A useful quote

At lunch today I spent a few minutes reading a recent edition of the AWM Newsletter. One article, written by Jackie Dewar, is called “Situated Studies of Teaching and Learning: The New Mainstream.” In it, she gave a great quote that I want to keep handy for later. The quote is from the keynote address at the 2013 ISSOTL Conference, given by Dr. Lee Shulman:

What advice did [Dr. Shulman] offer [Scholarship of Teaching and Learning] investigators? “Do not look for generalizations. Try to figure out what to do tomorrow because it matters.” (emphasis mine)

Whenever I think about my teaching approach and philosophy, I always stumble across the following problem: I have the tendency to think about what I want my classroom to look like, say, five or ten years down the road. I think about what I want the student experience to be and about big, radical changes I’d like to fully implement to get things there. Usually what happens at this point is I am jolted back to reality. I have so many different things pulling me in different directions that, in the end, I never feel like I’ve got momentum in the direction I’d like to go.

This is why I wanted to keep Dr. Shulman’s quote handy. Instead of thinking about big, long-term changes and projects, I really should spend my energy figuring out how to make class better tomorrow, or this week, or this semester. Hopefully small changes over time will have an additive result.

The range of a function

A recent Tweet led me to discover an old blog post written by Christopher Danielson (@Trianglemancsd) back in 2013. His post was titled, “College algebra teachers!

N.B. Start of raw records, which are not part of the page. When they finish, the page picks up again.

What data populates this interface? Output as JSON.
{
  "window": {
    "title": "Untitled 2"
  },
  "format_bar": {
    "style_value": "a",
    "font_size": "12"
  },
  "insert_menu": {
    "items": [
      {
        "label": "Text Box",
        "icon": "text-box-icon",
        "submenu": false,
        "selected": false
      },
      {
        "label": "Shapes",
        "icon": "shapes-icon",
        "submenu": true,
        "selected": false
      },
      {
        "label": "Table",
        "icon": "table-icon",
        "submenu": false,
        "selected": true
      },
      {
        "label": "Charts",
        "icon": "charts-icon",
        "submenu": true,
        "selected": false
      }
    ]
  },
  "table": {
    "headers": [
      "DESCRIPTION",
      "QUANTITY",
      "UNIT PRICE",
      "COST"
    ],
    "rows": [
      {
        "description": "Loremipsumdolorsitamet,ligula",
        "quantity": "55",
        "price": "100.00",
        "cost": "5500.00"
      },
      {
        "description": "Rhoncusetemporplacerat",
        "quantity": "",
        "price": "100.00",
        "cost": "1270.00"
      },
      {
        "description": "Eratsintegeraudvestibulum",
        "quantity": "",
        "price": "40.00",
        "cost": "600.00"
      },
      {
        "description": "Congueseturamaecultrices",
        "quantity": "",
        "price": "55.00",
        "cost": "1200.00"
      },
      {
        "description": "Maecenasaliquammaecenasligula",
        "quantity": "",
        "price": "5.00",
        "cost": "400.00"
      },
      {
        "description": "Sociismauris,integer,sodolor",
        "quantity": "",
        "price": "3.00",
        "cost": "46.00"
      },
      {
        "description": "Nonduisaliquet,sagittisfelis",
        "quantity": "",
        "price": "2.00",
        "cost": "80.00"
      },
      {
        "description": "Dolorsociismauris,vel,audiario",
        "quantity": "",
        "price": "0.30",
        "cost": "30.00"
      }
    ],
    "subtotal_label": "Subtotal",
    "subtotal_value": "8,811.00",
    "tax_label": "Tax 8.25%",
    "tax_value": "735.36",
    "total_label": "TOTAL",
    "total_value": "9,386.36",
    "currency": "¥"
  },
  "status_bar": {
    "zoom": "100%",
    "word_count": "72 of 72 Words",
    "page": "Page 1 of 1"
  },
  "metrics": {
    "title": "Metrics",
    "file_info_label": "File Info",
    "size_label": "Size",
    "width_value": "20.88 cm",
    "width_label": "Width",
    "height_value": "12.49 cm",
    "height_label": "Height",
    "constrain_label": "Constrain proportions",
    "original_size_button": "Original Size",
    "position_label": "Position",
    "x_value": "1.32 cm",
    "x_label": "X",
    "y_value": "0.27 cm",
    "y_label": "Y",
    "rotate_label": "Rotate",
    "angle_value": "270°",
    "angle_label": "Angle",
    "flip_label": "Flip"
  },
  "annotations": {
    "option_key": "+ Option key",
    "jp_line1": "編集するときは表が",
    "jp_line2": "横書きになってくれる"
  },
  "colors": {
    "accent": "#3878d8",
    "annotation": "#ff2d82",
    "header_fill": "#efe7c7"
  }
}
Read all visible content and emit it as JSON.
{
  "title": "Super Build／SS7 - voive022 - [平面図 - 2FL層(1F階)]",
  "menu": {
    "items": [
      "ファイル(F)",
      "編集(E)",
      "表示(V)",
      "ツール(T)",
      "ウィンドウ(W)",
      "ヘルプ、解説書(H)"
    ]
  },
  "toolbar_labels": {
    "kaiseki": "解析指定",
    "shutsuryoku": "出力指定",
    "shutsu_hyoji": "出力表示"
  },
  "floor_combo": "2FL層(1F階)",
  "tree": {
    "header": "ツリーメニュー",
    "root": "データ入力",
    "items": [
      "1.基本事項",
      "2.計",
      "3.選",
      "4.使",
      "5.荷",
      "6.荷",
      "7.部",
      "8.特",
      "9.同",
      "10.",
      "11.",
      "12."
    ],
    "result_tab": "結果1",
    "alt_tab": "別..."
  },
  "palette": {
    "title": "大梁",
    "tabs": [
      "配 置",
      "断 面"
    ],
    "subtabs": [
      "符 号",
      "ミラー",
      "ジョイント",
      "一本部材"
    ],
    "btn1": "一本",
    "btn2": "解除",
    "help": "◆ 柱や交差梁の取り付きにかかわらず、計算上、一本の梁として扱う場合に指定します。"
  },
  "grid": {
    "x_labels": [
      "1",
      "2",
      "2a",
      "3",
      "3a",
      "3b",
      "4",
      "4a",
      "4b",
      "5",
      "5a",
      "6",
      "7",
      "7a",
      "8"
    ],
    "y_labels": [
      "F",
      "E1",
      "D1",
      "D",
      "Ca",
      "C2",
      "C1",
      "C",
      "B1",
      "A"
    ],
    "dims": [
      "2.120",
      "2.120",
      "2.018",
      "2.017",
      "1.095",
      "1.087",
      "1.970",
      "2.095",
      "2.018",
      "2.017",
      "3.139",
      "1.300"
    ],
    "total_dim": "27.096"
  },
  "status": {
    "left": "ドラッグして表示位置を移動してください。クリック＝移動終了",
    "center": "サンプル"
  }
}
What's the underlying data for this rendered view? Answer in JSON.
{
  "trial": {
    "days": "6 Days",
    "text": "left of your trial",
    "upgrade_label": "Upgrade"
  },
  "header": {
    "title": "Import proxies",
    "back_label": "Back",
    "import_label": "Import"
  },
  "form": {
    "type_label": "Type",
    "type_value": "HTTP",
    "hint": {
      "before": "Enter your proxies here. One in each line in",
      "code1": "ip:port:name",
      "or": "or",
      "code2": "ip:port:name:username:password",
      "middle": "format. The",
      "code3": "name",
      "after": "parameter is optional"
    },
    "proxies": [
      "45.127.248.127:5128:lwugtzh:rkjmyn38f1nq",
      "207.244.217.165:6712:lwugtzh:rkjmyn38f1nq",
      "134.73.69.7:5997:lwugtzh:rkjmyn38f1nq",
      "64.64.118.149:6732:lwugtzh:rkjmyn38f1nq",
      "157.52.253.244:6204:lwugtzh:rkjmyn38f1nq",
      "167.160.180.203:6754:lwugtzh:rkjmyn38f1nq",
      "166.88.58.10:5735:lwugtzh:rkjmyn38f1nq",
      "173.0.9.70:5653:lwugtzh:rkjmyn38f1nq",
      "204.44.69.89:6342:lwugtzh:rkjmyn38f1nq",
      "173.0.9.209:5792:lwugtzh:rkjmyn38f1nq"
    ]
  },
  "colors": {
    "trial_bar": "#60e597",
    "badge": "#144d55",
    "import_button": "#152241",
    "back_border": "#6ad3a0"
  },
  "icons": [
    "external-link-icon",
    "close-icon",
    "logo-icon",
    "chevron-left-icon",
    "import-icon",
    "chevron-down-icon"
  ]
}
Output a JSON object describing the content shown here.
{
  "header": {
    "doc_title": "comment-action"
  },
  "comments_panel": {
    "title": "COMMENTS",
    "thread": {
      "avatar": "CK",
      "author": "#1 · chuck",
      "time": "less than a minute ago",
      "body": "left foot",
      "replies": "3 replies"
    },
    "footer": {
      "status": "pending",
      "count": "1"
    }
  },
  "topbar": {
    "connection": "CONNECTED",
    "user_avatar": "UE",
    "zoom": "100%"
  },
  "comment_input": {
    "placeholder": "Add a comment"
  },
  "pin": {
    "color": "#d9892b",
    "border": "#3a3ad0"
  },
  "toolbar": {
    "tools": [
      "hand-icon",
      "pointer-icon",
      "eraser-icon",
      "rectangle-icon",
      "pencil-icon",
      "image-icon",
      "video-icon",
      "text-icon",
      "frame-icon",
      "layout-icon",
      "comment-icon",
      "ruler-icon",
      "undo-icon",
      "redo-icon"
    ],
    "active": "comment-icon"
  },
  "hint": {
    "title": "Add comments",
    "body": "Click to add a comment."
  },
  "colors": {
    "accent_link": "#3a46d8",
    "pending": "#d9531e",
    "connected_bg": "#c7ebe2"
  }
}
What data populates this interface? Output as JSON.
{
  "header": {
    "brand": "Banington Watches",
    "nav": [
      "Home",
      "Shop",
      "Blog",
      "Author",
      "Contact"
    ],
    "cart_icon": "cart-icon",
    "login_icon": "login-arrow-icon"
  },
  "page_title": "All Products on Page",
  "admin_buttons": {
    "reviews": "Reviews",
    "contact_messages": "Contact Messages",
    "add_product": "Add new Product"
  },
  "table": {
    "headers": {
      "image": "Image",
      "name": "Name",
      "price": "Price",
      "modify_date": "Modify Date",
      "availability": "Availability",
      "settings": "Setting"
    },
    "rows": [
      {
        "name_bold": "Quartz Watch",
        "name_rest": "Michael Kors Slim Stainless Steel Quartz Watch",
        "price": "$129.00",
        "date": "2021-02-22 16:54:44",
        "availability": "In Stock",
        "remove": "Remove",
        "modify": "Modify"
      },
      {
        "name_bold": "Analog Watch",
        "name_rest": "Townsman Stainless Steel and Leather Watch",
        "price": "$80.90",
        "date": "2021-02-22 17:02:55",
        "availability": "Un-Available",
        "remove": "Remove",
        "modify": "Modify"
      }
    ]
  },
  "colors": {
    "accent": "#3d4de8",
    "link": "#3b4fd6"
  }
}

Please try this and report back!” Although I don’t teach College Algebra, my current semester includes two sections of our “PreCalculus” course. I tried a modified version of his activity and I’ll describe my version below.

I gave each student a small (roughly 3″x5″) piece of green paper and a small piece of orange paper. I wrote on the board that green meant YES and orange meant NO. Then I passed out a one-page quiz that had six “Yes/No” style questions. The questions were about the function f(x)=x^2 - 1. Each question asked, “Is (number) in the range of the function?” I displayed each question on the projector and then asked the students to vote on the answer by holding their green or orange paper above their head.

The first question was, “Is 8 in the range of the function?” In both sections, all of the students answered this question correctly. I asked for a volunteer to explain their reasoning. In the case the reasoning was too short or wasn’t quite right, I asked for another volunteer to explain the answer in a different way.

Next, I asked, “Is -3 in the range of the function?” In both sections, all of the students answered this question correctly. Most explanations cited the fact the graph of the function would show a parabola with a minimum y-value of -1, so -3 was “too low” to be on the parabola.

With the next three questions, most of the students answered correctly and gave appropriate and correct reasoning. The questions asked if 1/4, -1/2, and π were in the range of the function. The last question, though, had an interesting result.

“Is ∞ in the range of the function?”

Every student in both sections of PreCalculus answered “Yes” to this question, at which point I held up an orange paper above my head signaling the answer was “No.” I asked if anyone wanted to change their answers. Lots of people hesitated and looked confused. Then I asked the students for possible reasoning why infinity is not in the range. I tried not to give them any information and instead just ask leading questions — this was hard for me! — but here are some of the comments that were made:

  • “Infinity isn’t in the range because it’s so big it has all the negative numbers in it too, and we already said -3 wasn’t in the range.”
  • “Infinity isn’t in the range because it’s not a concrete idea.”
  • “Infinity isn’t in the range because whenever we write a range using interval notation, we always use open brackets or parentheses for infinity. So this means it’s always less than infinity so infinity doesn’t count.”
  • “Infinity isn’t in the range because it’s not a real number.” (Another student then asked, “But π isn’t a real number either because it just goes on and on and on, and we already said it was in the range.” I really think this is an interesting connection! At the end of the activity, I spent a few minutes talking about real numbers and rationals, and how there are plenty of real numbers that aren’t rational and don’t even have patterns in their infinite decimal expansions.)

I thought it was really great to hear everyone’s different ideas of thinking about this question. I was happy that the activity resulted in about a dozen students each talking in class. This was only the second day of our semester, so the students aren’t yet used to each other. Hopefully this activity made them more willing to share ideas and answers during class time.

Thanks to Gregory Taylor and Christopher Danielson for their blog posts about this!